What are the services you provide to your clients?

As a full-service agency, we provide a complete range of services to help our clients to acquire, convert, optimise and grow. These include, of course, SEO as well as software development, website design, database development, advertising, marketing and PR.

What strategy according to you will prevail in 2018 for SEO?

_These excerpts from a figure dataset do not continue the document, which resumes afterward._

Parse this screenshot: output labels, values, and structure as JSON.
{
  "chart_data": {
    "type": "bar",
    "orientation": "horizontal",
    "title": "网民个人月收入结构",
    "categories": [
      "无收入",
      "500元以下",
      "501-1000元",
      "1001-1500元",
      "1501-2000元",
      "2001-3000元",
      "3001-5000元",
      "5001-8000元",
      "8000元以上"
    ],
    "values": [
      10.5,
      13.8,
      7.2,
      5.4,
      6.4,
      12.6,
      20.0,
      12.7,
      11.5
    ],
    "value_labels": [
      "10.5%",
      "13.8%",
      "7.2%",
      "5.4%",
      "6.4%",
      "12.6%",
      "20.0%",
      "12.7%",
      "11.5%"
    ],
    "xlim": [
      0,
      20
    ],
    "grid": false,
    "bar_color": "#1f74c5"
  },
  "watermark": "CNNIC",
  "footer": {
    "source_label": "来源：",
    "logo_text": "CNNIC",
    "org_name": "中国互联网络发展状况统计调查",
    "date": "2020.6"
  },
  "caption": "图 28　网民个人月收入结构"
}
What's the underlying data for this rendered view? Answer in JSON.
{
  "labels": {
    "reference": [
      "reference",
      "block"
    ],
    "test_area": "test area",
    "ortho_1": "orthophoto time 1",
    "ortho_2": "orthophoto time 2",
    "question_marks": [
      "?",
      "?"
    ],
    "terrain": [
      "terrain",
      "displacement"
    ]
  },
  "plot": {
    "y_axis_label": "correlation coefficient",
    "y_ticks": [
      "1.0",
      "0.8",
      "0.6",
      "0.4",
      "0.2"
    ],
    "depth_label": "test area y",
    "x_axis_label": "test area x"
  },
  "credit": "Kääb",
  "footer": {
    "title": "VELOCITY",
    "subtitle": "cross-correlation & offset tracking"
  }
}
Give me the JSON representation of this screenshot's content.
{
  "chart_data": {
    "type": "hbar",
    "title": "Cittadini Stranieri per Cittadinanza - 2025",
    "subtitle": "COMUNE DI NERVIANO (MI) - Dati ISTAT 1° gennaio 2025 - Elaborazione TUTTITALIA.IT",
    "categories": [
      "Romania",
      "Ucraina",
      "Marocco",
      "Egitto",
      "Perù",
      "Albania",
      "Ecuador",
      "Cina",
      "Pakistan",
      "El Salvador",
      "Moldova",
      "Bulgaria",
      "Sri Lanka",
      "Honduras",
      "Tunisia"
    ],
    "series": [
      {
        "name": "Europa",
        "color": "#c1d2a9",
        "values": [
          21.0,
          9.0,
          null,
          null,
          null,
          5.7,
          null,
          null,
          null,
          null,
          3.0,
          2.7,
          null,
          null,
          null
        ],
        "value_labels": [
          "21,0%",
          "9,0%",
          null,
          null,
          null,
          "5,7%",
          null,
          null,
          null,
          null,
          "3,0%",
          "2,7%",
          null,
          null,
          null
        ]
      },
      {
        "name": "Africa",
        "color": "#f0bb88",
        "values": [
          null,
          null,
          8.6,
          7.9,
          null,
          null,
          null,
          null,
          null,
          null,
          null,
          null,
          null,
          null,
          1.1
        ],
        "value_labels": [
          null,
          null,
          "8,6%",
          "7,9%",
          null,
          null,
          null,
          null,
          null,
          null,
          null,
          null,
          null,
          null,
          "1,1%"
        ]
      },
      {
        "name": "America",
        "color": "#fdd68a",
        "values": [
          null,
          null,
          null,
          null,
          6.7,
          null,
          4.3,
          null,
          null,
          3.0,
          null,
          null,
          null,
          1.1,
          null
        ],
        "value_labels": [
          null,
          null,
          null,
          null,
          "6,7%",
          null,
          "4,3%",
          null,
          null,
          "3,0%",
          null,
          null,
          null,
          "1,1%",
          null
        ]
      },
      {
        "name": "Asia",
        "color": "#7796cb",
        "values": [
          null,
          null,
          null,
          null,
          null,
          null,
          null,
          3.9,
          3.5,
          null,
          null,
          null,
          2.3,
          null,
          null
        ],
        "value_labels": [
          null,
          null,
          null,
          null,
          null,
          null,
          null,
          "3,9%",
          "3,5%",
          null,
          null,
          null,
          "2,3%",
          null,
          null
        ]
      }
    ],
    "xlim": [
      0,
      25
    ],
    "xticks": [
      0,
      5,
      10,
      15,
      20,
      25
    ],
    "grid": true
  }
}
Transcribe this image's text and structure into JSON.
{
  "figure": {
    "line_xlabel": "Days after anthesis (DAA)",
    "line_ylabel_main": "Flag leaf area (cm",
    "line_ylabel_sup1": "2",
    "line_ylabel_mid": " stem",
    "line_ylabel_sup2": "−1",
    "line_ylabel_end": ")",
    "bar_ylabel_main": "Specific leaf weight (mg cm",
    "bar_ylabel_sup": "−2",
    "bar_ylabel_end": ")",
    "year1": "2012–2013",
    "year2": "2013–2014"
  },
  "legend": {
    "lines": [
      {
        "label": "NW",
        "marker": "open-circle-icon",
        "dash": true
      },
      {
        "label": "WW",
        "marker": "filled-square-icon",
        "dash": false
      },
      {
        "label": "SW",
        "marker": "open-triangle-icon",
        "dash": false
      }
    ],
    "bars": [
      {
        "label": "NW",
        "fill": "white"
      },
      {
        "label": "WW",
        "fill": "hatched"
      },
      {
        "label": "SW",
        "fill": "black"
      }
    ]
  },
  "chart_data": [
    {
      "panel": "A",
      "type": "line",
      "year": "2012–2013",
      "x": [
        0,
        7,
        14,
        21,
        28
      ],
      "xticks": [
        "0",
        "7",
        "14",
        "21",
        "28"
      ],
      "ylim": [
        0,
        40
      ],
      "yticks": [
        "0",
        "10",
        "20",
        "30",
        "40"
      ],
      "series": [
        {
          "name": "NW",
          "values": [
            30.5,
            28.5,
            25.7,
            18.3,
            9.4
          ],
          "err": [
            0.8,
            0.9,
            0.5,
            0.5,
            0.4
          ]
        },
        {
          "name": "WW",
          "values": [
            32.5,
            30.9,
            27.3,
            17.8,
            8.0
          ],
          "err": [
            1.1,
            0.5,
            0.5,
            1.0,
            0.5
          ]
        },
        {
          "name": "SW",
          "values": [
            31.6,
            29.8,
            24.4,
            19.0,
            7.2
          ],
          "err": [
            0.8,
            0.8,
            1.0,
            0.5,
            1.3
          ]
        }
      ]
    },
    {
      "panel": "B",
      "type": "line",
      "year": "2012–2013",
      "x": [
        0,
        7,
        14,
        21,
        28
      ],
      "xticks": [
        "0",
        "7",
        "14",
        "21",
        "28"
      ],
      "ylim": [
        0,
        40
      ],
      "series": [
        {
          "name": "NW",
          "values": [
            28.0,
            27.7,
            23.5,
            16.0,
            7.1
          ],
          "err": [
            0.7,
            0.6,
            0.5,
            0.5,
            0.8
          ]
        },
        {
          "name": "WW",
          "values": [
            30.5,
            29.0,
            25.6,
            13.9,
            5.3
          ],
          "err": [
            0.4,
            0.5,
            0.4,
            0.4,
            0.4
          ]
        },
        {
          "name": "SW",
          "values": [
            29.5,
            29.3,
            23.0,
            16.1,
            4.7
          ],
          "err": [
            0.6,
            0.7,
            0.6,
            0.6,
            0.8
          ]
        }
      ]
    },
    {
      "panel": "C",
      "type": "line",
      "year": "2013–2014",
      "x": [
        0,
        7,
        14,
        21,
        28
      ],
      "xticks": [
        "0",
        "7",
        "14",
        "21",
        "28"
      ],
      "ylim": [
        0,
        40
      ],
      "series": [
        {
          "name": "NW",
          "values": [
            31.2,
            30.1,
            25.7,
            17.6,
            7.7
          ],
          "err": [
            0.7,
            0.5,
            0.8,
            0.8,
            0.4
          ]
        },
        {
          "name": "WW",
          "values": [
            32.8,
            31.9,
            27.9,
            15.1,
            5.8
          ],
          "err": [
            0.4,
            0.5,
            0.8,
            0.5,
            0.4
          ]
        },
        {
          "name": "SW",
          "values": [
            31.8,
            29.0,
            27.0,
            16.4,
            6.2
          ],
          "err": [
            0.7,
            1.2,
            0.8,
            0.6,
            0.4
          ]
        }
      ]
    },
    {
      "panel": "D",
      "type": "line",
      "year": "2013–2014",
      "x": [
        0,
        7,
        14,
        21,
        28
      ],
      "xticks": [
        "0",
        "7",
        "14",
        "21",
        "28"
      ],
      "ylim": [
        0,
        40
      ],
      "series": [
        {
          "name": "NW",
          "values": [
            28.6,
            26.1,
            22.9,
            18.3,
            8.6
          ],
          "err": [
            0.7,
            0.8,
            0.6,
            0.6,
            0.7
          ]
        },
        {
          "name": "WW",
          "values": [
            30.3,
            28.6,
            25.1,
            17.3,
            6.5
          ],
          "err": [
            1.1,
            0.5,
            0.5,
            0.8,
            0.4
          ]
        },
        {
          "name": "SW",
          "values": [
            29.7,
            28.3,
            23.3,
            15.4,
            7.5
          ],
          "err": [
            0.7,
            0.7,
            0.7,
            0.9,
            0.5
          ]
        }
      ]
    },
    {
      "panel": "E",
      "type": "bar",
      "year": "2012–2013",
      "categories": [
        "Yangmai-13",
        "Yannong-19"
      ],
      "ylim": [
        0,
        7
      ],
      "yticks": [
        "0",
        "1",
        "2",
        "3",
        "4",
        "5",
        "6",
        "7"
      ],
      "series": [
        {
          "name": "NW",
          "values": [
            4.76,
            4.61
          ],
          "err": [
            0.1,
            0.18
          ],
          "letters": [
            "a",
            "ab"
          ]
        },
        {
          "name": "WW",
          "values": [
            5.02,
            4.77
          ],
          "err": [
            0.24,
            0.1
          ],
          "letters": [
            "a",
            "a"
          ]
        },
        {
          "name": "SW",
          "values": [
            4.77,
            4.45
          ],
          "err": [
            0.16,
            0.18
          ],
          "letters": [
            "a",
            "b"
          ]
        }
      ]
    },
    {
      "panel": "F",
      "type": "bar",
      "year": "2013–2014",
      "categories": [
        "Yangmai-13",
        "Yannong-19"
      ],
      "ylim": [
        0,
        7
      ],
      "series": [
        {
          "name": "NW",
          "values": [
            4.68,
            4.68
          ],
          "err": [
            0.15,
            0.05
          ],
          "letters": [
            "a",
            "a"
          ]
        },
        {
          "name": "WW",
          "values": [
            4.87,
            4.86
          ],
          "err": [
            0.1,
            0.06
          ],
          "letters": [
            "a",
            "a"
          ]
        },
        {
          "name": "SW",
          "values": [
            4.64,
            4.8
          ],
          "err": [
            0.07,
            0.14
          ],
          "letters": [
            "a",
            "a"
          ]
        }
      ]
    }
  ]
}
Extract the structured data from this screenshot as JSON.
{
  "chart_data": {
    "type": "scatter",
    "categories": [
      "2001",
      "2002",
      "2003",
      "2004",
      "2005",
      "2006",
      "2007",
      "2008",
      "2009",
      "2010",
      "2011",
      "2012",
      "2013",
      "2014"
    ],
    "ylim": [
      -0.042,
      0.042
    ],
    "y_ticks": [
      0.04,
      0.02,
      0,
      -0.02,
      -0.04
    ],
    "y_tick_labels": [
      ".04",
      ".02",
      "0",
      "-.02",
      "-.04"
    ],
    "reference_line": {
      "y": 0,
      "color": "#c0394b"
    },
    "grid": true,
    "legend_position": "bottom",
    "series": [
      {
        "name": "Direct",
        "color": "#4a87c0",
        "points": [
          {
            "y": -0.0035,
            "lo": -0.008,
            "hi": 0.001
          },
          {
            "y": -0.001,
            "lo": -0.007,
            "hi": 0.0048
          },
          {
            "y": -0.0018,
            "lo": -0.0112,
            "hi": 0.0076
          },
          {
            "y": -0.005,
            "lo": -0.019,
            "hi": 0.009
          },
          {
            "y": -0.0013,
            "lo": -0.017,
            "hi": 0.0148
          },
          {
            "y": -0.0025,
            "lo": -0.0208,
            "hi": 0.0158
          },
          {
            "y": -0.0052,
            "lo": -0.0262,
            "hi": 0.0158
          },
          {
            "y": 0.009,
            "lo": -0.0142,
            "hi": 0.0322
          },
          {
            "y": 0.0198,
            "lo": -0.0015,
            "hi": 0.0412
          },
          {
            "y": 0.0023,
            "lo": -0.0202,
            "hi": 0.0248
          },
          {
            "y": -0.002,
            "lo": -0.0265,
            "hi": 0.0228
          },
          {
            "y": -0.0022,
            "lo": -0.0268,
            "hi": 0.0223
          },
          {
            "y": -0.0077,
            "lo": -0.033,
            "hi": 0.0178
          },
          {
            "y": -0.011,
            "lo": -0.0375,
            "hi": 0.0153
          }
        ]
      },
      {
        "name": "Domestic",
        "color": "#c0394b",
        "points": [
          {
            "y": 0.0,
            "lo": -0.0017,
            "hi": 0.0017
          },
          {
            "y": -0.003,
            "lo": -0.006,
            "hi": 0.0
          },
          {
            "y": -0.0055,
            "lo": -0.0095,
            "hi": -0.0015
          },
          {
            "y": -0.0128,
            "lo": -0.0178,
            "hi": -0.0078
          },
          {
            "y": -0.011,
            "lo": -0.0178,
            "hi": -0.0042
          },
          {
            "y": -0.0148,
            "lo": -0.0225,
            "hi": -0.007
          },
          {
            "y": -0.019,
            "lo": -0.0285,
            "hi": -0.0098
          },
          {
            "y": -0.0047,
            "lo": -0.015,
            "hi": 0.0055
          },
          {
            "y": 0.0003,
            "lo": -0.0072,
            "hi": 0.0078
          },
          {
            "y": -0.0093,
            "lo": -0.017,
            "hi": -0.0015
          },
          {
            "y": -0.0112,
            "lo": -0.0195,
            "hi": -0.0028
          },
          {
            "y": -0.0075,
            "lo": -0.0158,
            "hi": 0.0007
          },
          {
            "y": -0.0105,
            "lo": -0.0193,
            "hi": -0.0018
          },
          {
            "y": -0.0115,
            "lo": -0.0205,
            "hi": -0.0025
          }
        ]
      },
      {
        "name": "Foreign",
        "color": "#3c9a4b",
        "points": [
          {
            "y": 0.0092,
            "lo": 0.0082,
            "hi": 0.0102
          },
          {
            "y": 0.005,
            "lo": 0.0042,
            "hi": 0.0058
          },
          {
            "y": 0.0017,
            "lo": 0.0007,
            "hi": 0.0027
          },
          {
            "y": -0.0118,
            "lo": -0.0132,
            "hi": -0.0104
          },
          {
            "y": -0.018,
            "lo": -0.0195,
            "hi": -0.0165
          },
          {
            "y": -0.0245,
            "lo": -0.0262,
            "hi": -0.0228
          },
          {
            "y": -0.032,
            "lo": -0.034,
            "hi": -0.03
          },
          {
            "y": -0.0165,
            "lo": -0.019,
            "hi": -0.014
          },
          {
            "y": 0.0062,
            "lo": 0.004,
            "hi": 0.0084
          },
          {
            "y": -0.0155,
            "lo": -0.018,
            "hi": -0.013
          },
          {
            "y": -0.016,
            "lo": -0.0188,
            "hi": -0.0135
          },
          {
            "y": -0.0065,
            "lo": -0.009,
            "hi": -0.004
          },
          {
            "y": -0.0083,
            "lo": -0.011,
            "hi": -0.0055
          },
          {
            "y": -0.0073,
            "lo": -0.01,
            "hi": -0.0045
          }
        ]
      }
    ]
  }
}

Instead of thinking about websites, brands should focus on web experiences and be ensuring that they deliver a fast, integrated, reliable and engaging experience to users. Serving sites over HTTPS is a must, as is providing an amazing user experience regardless of device (Google’s mobile-first indexing being a good indication of this). Strong branding, PR and coherent SMM strategies must be used to instil trust and create better user engagement. Infrastructure, design and coding should minimise TTFB (time to the first byte) and provide support for offline browsing. As voice search grows in popularity, SEO strategies will need to adapt to potential differences between typed and spoken search terms. Microdata and schema markup will continue to be important, but increased AI and machine learning usage by search engines may affect implementation best practices. Content creation should take into account user intent and provide a complete path from A-Z in order for brands to compete in a semantic search landscape. In summary, what will ultimately prevail in 2018 for SEO are the same things that have always been and always will remain effective – A thorough understanding of search engine algorithms, effective competitor analysis, cutting-edge infrastructure, design and coding and a cohesive branding, PR and SMM strategy.

What would your advice be to people who are looking to take up digital marketing as a career choice?

Good choice! Digital marketing can be a very rewarding career path. You’ll never stop learning and discovering tangential knowledge. Remember that what works today may not work tomorrow and that SERPs are a means to an end and a part of a bigger strategy, not something to be achieved at any cost.